History

United Kingdom
- Port of registry: Quebec (1813–1814); London (1814–1823);
- Builder: John Munn, Sr. & John Munn, Quebec
- Launched: 16 August 1813
- Fate: Damaged December 1823 and probably condemned

General characteristics
- Tons burthen: 410, or 41026⁄94, or 421, or 445 (bm)
- Length: 109 ft (33 m)
- Beam: 30 ft (9.1 m)
- Armament: 2 guns

= Cossack (1813 Quebec ship) =

Cossack was launched in Quebec in 1813 and then moved her registry to the United Kingdom. She made one voyage to the East Indies under a license from the British East India Company. She was damaged December 1823 and probably condemned.

==Career==
A letter dated 1 February 1814 to the registry in Quebec reported that Cossacks registry had been transferred to the United Kingdom. However, Cossack did not appear in Lloyd's Register (LR) until the 1815 volume.
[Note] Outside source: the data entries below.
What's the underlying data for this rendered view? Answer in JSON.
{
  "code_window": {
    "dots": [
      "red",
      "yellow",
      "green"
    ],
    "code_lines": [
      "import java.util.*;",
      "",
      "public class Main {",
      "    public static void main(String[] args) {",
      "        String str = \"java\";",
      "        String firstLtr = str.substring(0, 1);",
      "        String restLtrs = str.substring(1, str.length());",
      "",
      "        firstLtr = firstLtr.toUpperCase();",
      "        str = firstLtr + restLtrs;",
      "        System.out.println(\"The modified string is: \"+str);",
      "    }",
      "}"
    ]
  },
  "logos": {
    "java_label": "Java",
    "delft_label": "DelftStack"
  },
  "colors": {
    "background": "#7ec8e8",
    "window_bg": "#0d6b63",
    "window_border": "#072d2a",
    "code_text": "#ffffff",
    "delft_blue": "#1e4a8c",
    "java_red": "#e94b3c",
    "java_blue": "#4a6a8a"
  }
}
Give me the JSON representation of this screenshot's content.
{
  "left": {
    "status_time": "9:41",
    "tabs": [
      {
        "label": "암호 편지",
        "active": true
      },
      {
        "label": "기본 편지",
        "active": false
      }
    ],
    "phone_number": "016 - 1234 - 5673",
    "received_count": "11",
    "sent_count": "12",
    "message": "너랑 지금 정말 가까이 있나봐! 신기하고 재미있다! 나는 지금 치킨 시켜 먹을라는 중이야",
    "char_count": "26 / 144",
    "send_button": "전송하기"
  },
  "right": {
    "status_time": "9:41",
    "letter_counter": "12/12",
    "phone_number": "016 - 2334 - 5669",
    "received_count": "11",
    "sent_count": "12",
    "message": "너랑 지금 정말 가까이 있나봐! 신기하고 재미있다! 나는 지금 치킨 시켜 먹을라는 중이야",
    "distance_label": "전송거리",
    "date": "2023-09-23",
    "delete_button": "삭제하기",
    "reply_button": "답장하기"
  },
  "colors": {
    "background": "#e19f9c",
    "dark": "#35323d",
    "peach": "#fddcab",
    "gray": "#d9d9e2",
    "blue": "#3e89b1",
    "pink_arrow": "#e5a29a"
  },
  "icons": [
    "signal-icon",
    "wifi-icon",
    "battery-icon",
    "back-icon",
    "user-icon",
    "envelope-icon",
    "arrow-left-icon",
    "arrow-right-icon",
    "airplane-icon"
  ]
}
| Year | Master | Owner | Trade | Source |
|---|---|---|---|---|
| 1815 | G.Threw | G.J.Parker | London–Charleston | LR |
| 1816 | G.Threw J.Rodgers | G.J.Parker | London–Charleston | LR |

In 1813 the EIC had lost its monopoly on the trade between India and Britain. British ships were then free to sail to India or the Indian Ocean under a license from the EIC.

On 24 August 1817 Captain S.M'Peath sailed Cossack for Bombay, sailing under a license from the EIC. At the time her owners were J. Bell & Co. She arrived back in the Downs on 23 March 1819 from Mauritius and St Helena. She had reached Batavia, but had not stopped in India.
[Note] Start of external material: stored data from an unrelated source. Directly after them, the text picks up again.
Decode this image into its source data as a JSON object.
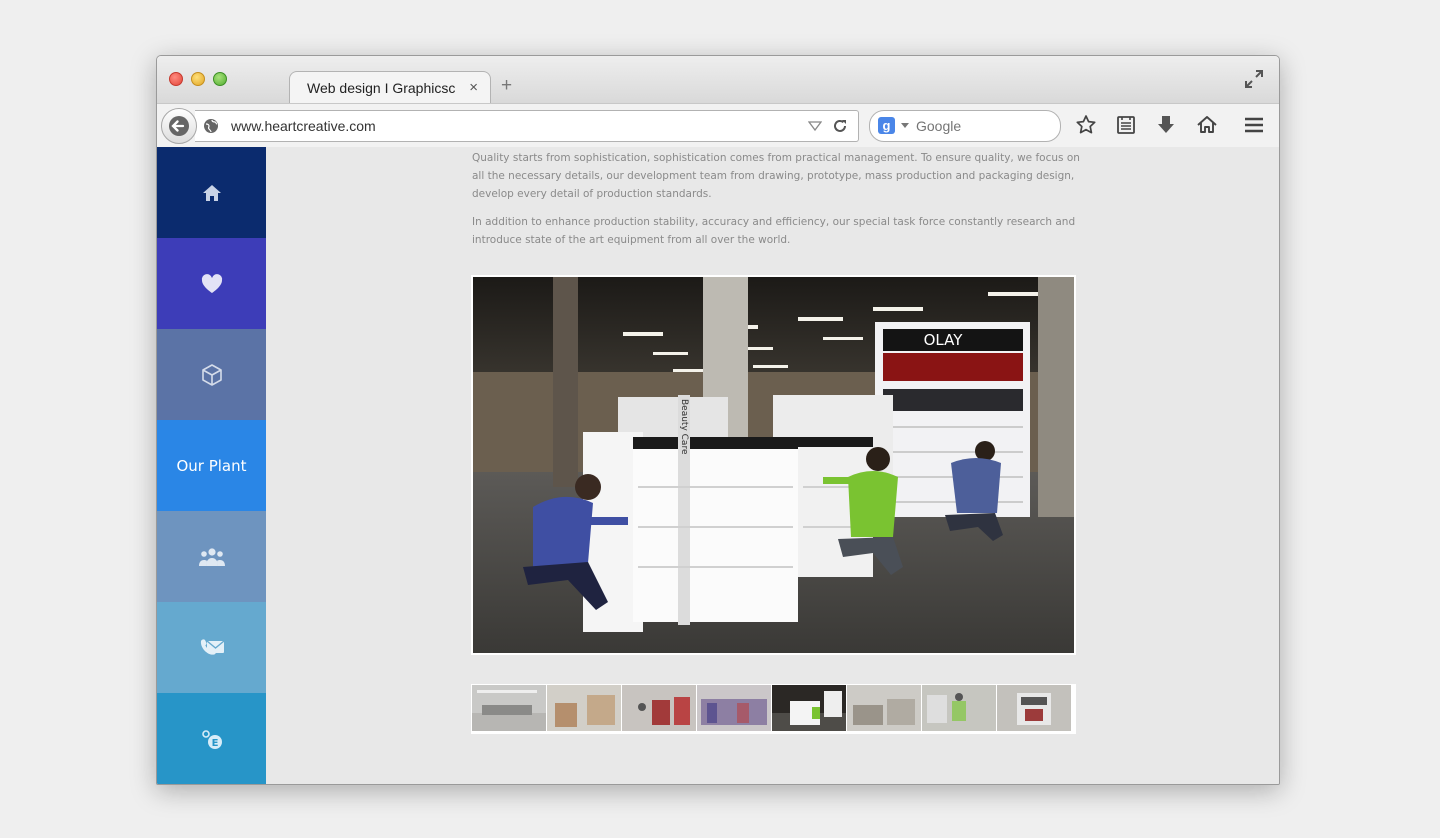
{
  "browser": {
    "tab_title": "Web design I Graphicsc",
    "tab_close": "×",
    "new_tab": "+",
    "url": "www.heartcreative.com",
    "search_engine_badge": "g",
    "search_placeholder": "Google"
  },
  "sidebar": {
    "items": [
      {
        "icon": "home-icon",
        "color": "#0b2b6e"
      },
      {
        "icon": "heart-icon",
        "color": "#3d3db8"
      },
      {
        "icon": "box-icon",
        "color": "#5b73a6"
      },
      {
        "label": "Our Plant",
        "color": "#2a86e6",
        "active": true
      },
      {
        "icon": "team-icon",
        "color": "#6e94bf"
      },
      {
        "icon": "contact-icon",
        "color": "#65a9cf"
      },
      {
        "icon": "language-icon",
        "color": "#2795c8"
      }
    ]
  },
  "main": {
    "paragraphs": [
      "Quality starts from sophistication, sophistication comes from practical management. To ensure quality, we focus on all the necessary details, our development team from drawing, prototype, mass production and packaging design, develop every detail of production standards.",
      "In addition to enhance production stability, accuracy and efficiency, our special task force constantly research and introduce state of the art equipment from all over the world."
    ],
    "photo": {
      "brand_sign": "OLAY",
      "side_panel_text": "Beauty Care"
    },
    "thumbnails_count": 8,
    "selected_thumbnail": 5
  }
}
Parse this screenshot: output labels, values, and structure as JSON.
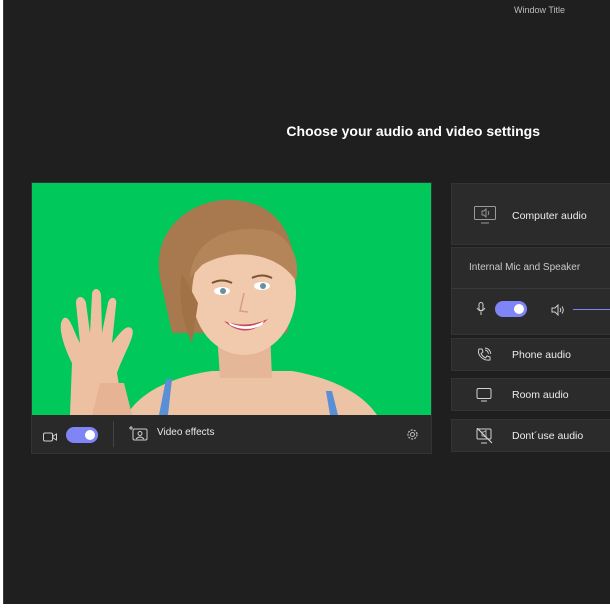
{
  "window": {
    "title": "Window Title"
  },
  "page": {
    "heading": "Choose your audio and video settings"
  },
  "video": {
    "camera_on": true,
    "effects_label": "Video effects"
  },
  "audio": {
    "options": {
      "computer": "Computer audio",
      "phone": "Phone audio",
      "room": "Room audio",
      "none": "Dont´use audio"
    },
    "device_label": "Internal Mic and Speaker",
    "mic_on": true
  },
  "colors": {
    "accent": "#7f85f5",
    "green_screen": "#00c85a",
    "background": "#1f1f1f"
  },
  "icons": {
    "camera": "video-camera-icon",
    "effects": "video-effects-icon",
    "settings": "gear-icon",
    "computer": "computer-speaker-icon",
    "mic": "microphone-icon",
    "speaker": "speaker-icon",
    "phone": "phone-icon",
    "room": "room-display-icon",
    "none": "no-audio-icon"
  }
}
| Year | Master | Owner | Trade | Source & notes |
|---|---|---|---|---|
| 1818 | M'Beath | Reed & Co. | London–CGH | LR |
| 1820 | M'Beath | Reed & Co. | London–New York | LR |
| 1822 | M'Beath R.Craig | Bell & Co. | Liverpool–New Orleans | LR |
| 1823 | R.Craig | Bell & Co. | Liverpool–Derry | LR |
| 1824 | Thompson | Buchanan | Bristol–New York | Register of Shipping; damages repaired 1821 |

==Fate==
On 19 or 24 December 1823 Cossack, Thompson, master, was driven ashore at Sandy Hook. Cossack had been refloated and towed in to New York City by 29 December. She had a cargo of 300 tons of iron, 1000 boxes of tin, etc. Lighters came and removed part of the cargo and her mail. She was from Bristol and consigned to the British Consul. The initial report was that she had not bilged and might be gotten off. Cossack had been refloated and towed in to New York City by 29 December. Lloyd's List reported that she had received material damage as some of her timbers were broken. It was with great difficulty that she was kept afloat as she was taken into New York, in part because of her cargo of iron.

Cossack was last listed in the Register of Shipping in 1824. LR carried her for a few more years but with data unchanged from 1823.